Applying this scheme, we find no clear error in the WCAC's conclusion that plaintiff's performance of the tow-motor job, modified to accommodate his disability, was not "regular employment" and did not establish a new wage-earning capacity. Moreover, because plaintiff was employed as a tow-motor operator less than 250 weeks, there was no presumption that he had established a wage-earning capacity. Section 301(5)(d)(i). Furthermore, the magistrate and the WCAC were correct in rejecting application of § 301(5)(a) to disqualify plaintiff from benefits, because plaintiff never "received" a bona fide offer of reasonable employment after he *273 was laid off. Under these circumstances, § 301(5)(d) (i) applies, and during the layoff period, plaintiff is entitled to compensation based upon his "wage at the original date of injury."

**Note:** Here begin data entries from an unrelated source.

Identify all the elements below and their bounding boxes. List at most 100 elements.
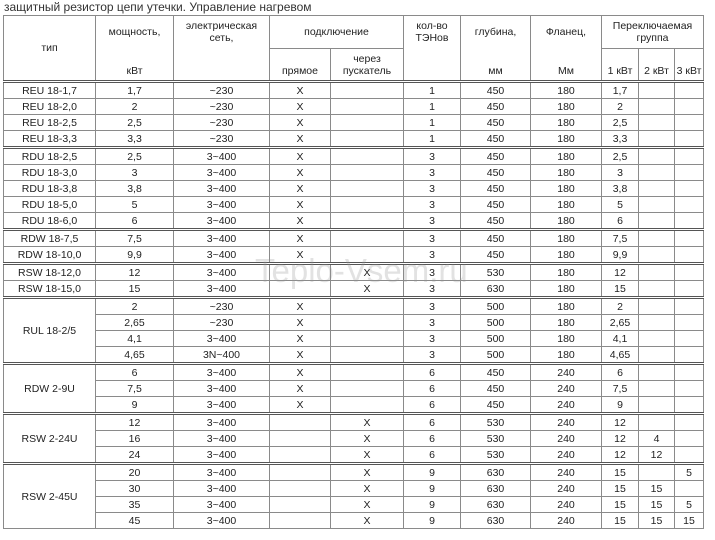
table-cell bbox=[269, 262, 331, 281]
table-cell: 3~400 bbox=[173, 430, 270, 447]
table-cell: 9 bbox=[403, 512, 461, 529]
col-power: мощность, bbox=[95, 15, 174, 49]
table-cell: ~230 bbox=[173, 314, 270, 331]
table-cell: 3~400 bbox=[173, 446, 270, 464]
table-row: RDU 18-3,8 3,8 3~400 X 3 450 180 3,8 bbox=[3, 180, 705, 197]
table-cell: 180 bbox=[530, 146, 602, 165]
table-cell: 530 bbox=[460, 262, 531, 281]
table-cell: 7,5 bbox=[95, 228, 174, 247]
table-cell: 180 bbox=[530, 280, 602, 298]
table-cell: 240 bbox=[530, 362, 602, 381]
table-cell bbox=[673, 196, 705, 213]
table-cell: 24 bbox=[95, 446, 174, 464]
table-cell bbox=[673, 262, 705, 281]
col-connection: подключение bbox=[269, 15, 404, 49]
table-cell: 630 bbox=[460, 512, 531, 529]
table-cell bbox=[638, 346, 675, 364]
table-cell: 500 bbox=[460, 314, 531, 331]
table-cell bbox=[330, 228, 404, 247]
table-cell: X bbox=[269, 81, 331, 99]
table-row: 30 3~400 X 9 630 240 15 15 bbox=[4, 480, 705, 497]
table-cell: 1 bbox=[403, 130, 461, 148]
heater-spec-table: тип мощность, электрическая сеть, подклю… bbox=[3, 15, 705, 529]
col-group-1: 1 кВт bbox=[601, 48, 639, 82]
table-cell: REU 18-1,7 bbox=[3, 81, 96, 99]
col-group-3: 3 кВт bbox=[673, 48, 705, 82]
table-cell: 3~400 bbox=[173, 380, 270, 397]
table-cell bbox=[638, 280, 675, 298]
table-cell: 30 bbox=[95, 480, 174, 497]
table-row: REU 18-2,0 2 ~230 X 1 450 180 2 bbox=[3, 98, 705, 115]
table-cell: 4 bbox=[638, 430, 675, 447]
table-cell: 450 bbox=[460, 380, 531, 397]
table-cell: RDU 18-6,0 bbox=[3, 212, 96, 230]
col-flange: Фланец, bbox=[530, 15, 602, 49]
table-cell: 450 bbox=[460, 180, 531, 197]
table-cell: 15 bbox=[95, 280, 174, 298]
table-cell: 15 bbox=[601, 480, 639, 497]
table-cell: 2 bbox=[601, 98, 639, 115]
table-row: RUL 18-2/5 2 ~230 X 3 500 180 2 bbox=[3, 296, 705, 364]
table-cell: 3 bbox=[403, 164, 461, 181]
table-cell bbox=[330, 98, 404, 115]
table-cell: 5 bbox=[95, 196, 174, 213]
table-cell: 240 bbox=[530, 380, 602, 397]
table-cell: X bbox=[269, 212, 331, 230]
table-cell: 6 bbox=[403, 430, 461, 447]
table-cell: 12 bbox=[601, 262, 639, 281]
table-cell: 3~400 bbox=[173, 330, 270, 347]
table-cell: 240 bbox=[530, 412, 602, 431]
table-cell: 3~400 bbox=[173, 396, 270, 414]
table-cell: 6 bbox=[95, 362, 174, 381]
table-row: 4,65 3N~400 X 3 500 180 4,65 bbox=[4, 346, 705, 364]
col-switch-group: Переключаемая группа bbox=[600, 15, 705, 49]
table-cell bbox=[638, 164, 675, 181]
table-cell: 2,65 bbox=[601, 314, 639, 331]
table-cell bbox=[638, 246, 675, 264]
table-cell bbox=[330, 164, 404, 181]
table-cell: X bbox=[330, 512, 404, 529]
table-cell: 1,7 bbox=[95, 81, 174, 99]
table-cell bbox=[673, 228, 705, 247]
table-cell: REU 18-2,0 bbox=[3, 98, 96, 115]
table-cell bbox=[638, 380, 675, 397]
table-cell: 530 bbox=[460, 446, 531, 464]
table-cell: 500 bbox=[460, 330, 531, 347]
table-cell: 240 bbox=[530, 496, 602, 513]
table-cell bbox=[673, 362, 705, 381]
table-cell: 1 bbox=[403, 81, 461, 99]
table-cell: 3,3 bbox=[601, 130, 639, 148]
table-cell: 9 bbox=[403, 496, 461, 513]
table-cell bbox=[330, 114, 404, 131]
table-cell: 9,9 bbox=[601, 246, 639, 264]
table-row: RDW 18-7,5 7,5 3~400 X 3 450 180 7,5 bbox=[3, 228, 705, 247]
table-cell bbox=[673, 146, 705, 165]
col-type: тип bbox=[3, 15, 96, 82]
table-cell: 450 bbox=[460, 98, 531, 115]
table-cell bbox=[638, 462, 675, 481]
table-cell: 3~400 bbox=[173, 280, 270, 298]
table-cell: X bbox=[269, 314, 331, 331]
table-cell: 45 bbox=[95, 512, 174, 529]
table-cell: 240 bbox=[530, 480, 602, 497]
table-cell bbox=[673, 330, 705, 347]
table-cell: 3 bbox=[403, 346, 461, 364]
table-row: RDW 18-10,0 9,9 3~400 X 3 450 180 9,9 bbox=[3, 246, 705, 264]
table-cell: ~230 bbox=[173, 296, 270, 315]
table-cell bbox=[673, 396, 705, 414]
table-cell: 6 bbox=[403, 362, 461, 381]
table-cell: 630 bbox=[460, 462, 531, 481]
table-cell bbox=[673, 180, 705, 197]
table-cell bbox=[673, 412, 705, 431]
table-cell: 450 bbox=[460, 114, 531, 131]
table-row: 24 3~400 X 6 530 240 12 12 bbox=[4, 446, 705, 464]
table-cell: 3 bbox=[95, 164, 174, 181]
col-group-2: 2 кВт bbox=[638, 48, 675, 82]
table-cell bbox=[638, 212, 675, 230]
table-cell: 3~400 bbox=[173, 228, 270, 247]
table-body: REU 18-1,7 1,7 ~230 X 1 450 180 1,7 REU 18-2,0 2 ~… bbox=[3, 81, 705, 529]
table-cell: 630 bbox=[460, 280, 531, 298]
table-cell: RSW 18-12,0 bbox=[3, 262, 96, 281]
table-cell: X bbox=[269, 346, 331, 364]
table-row: RDU 18-2,5 2,5 3~400 X 3 450 180 2,5 bbox=[3, 146, 705, 165]
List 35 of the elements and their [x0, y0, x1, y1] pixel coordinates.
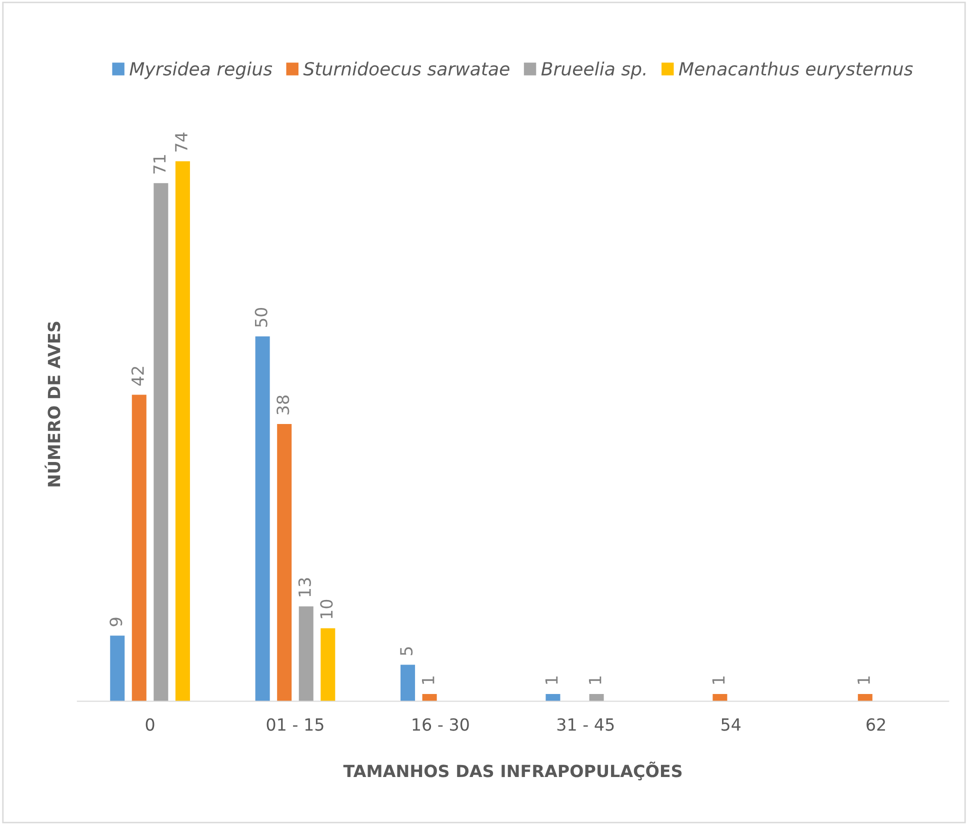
x-tick-label: 16 - 30	[412, 718, 469, 731]
bar	[400, 664, 416, 702]
data-label: 50	[254, 308, 268, 327]
x-tick-label: 01 - 15	[266, 718, 324, 731]
legend-label: Sturnidoecus sarwatae	[303, 62, 510, 76]
data-label: 9	[110, 618, 122, 626]
legend-label: Brueelia sp.	[541, 62, 646, 80]
data-label: 71	[153, 155, 166, 174]
y-axis-title: NÚMERO DE AVES	[44, 322, 60, 486]
data-label: 1	[858, 676, 870, 684]
data-label: 38	[276, 396, 290, 414]
legend-label: Myrsidea regius	[130, 62, 272, 80]
data-label: 13	[298, 578, 311, 596]
bar	[298, 606, 314, 702]
bar	[110, 636, 125, 702]
bar	[175, 161, 190, 702]
data-label: 10	[320, 600, 333, 618]
x-tick-label: 62	[866, 718, 885, 731]
data-label: 1	[422, 676, 434, 684]
data-label: 5	[400, 647, 413, 656]
bar	[255, 336, 270, 702]
data-label: 74	[175, 132, 188, 152]
x-axis-title: TAMANHOS DAS INFRAPOPULAÇÕES	[343, 762, 682, 780]
x-tick-label: 0	[146, 718, 154, 731]
data-label: 42	[131, 366, 144, 386]
data-label: 1	[588, 676, 602, 684]
data-label: 1	[545, 676, 558, 684]
x-tick-label: 54	[722, 718, 741, 731]
legend-label: Menacanthus eurysternus	[678, 62, 913, 80]
x-tick-label: 31 - 45	[557, 718, 614, 731]
bar	[320, 628, 336, 702]
bar	[277, 424, 292, 702]
data-label: 1	[712, 676, 725, 684]
bar	[154, 183, 168, 702]
bar	[132, 394, 146, 702]
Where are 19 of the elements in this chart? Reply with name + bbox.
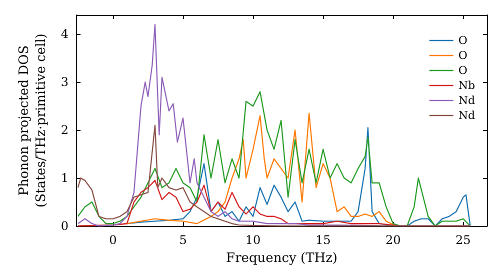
x-axis-title: Frequency (THz) (226, 251, 338, 266)
legend-label: Nd (458, 94, 476, 107)
x-tick-label: 25 (456, 233, 471, 247)
legend-label: Nd (458, 109, 476, 122)
legend-label: Nb (458, 79, 476, 92)
legend-label: O (458, 64, 468, 77)
x-tick-label: 0 (109, 233, 117, 247)
y-tick-label: 4 (60, 27, 69, 42)
legend-label: O (458, 49, 468, 62)
x-tick-label: 20 (386, 233, 401, 247)
y-tick-label: 3 (60, 75, 69, 90)
x-tick-label: 15 (315, 233, 331, 247)
y-tick-label: 2 (60, 123, 69, 138)
y-axis-title: Phonon projected DOS (States/THz·primitive cell) (17, 33, 49, 208)
x-tick-label: 5 (179, 233, 187, 247)
legend-label: O (458, 34, 468, 47)
x-tick-label: 10 (245, 233, 261, 247)
y-tick-label: 1 (60, 171, 69, 186)
y-tick-label: 0 (60, 219, 69, 233)
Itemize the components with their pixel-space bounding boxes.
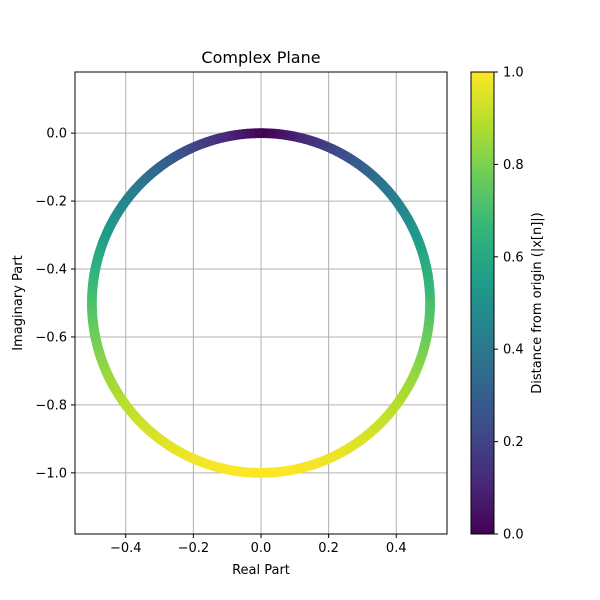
colorbar-tick-label: 0.6 (503, 250, 524, 265)
y-tick-label: −0.2 (35, 195, 67, 210)
y-tick-label: 0.0 (46, 127, 67, 142)
colorbar-tick-label: 0.2 (503, 435, 524, 450)
colorbar-tick-label: 0.8 (503, 158, 524, 173)
x-axis-ticks: −0.4 −0.2 0.0 0.2 0.4 (110, 534, 407, 556)
colorbar-tick-label: 0.0 (503, 528, 524, 543)
y-axis-ticks: 0.0 −0.2 −0.4 −0.6 −0.8 −1.0 (35, 127, 75, 481)
y-tick-label: −0.8 (35, 398, 67, 413)
x-tick-label: −0.2 (178, 541, 210, 556)
y-tick-label: −0.6 (35, 330, 67, 345)
colorbar-ticks: 0.0 0.2 0.4 0.6 0.8 1.0 (494, 66, 524, 543)
x-tick-label: 0.0 (251, 541, 272, 556)
y-axis-label: Imaginary Part (11, 255, 26, 350)
x-tick-label: −0.4 (110, 541, 142, 556)
y-tick-label: −0.4 (35, 263, 67, 278)
data-points (86, 128, 436, 478)
x-axis-label: Real Part (232, 563, 290, 578)
chart-title: Complex Plane (201, 48, 320, 67)
colorbar-label: Distance from origin (|x[n]|) (530, 212, 545, 394)
colorbar (470, 71, 495, 535)
grid-lines (75, 72, 447, 534)
x-tick-label: 0.4 (386, 541, 407, 556)
x-tick-label: 0.2 (318, 541, 339, 556)
data-point (425, 300, 436, 311)
y-tick-label: −1.0 (35, 466, 67, 481)
colorbar-tick-label: 1.0 (503, 66, 524, 81)
colorbar-tick-label: 0.4 (503, 343, 524, 358)
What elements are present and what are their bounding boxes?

However, we find clear error in the WCAC's treatment of plaintiff's employment as a pharmacy technician. Plaintiff's job as a pharmacy technician falls within the statutory definition of "reasonable employment" set forth at § 301(9). Pursuant to § 301(5)(b), a disabled, employed worker such as plaintiff is entitled to differential benefits equal to eighty percent of the difference between after-tax weekly wages before the injury and after-tax wages established in a new wage-earning capacity after the injury.

Affirmed in part and reversed in part.

NOTES

[*] Recorder's Court judge, sitting on the Court of Appeals by assignment.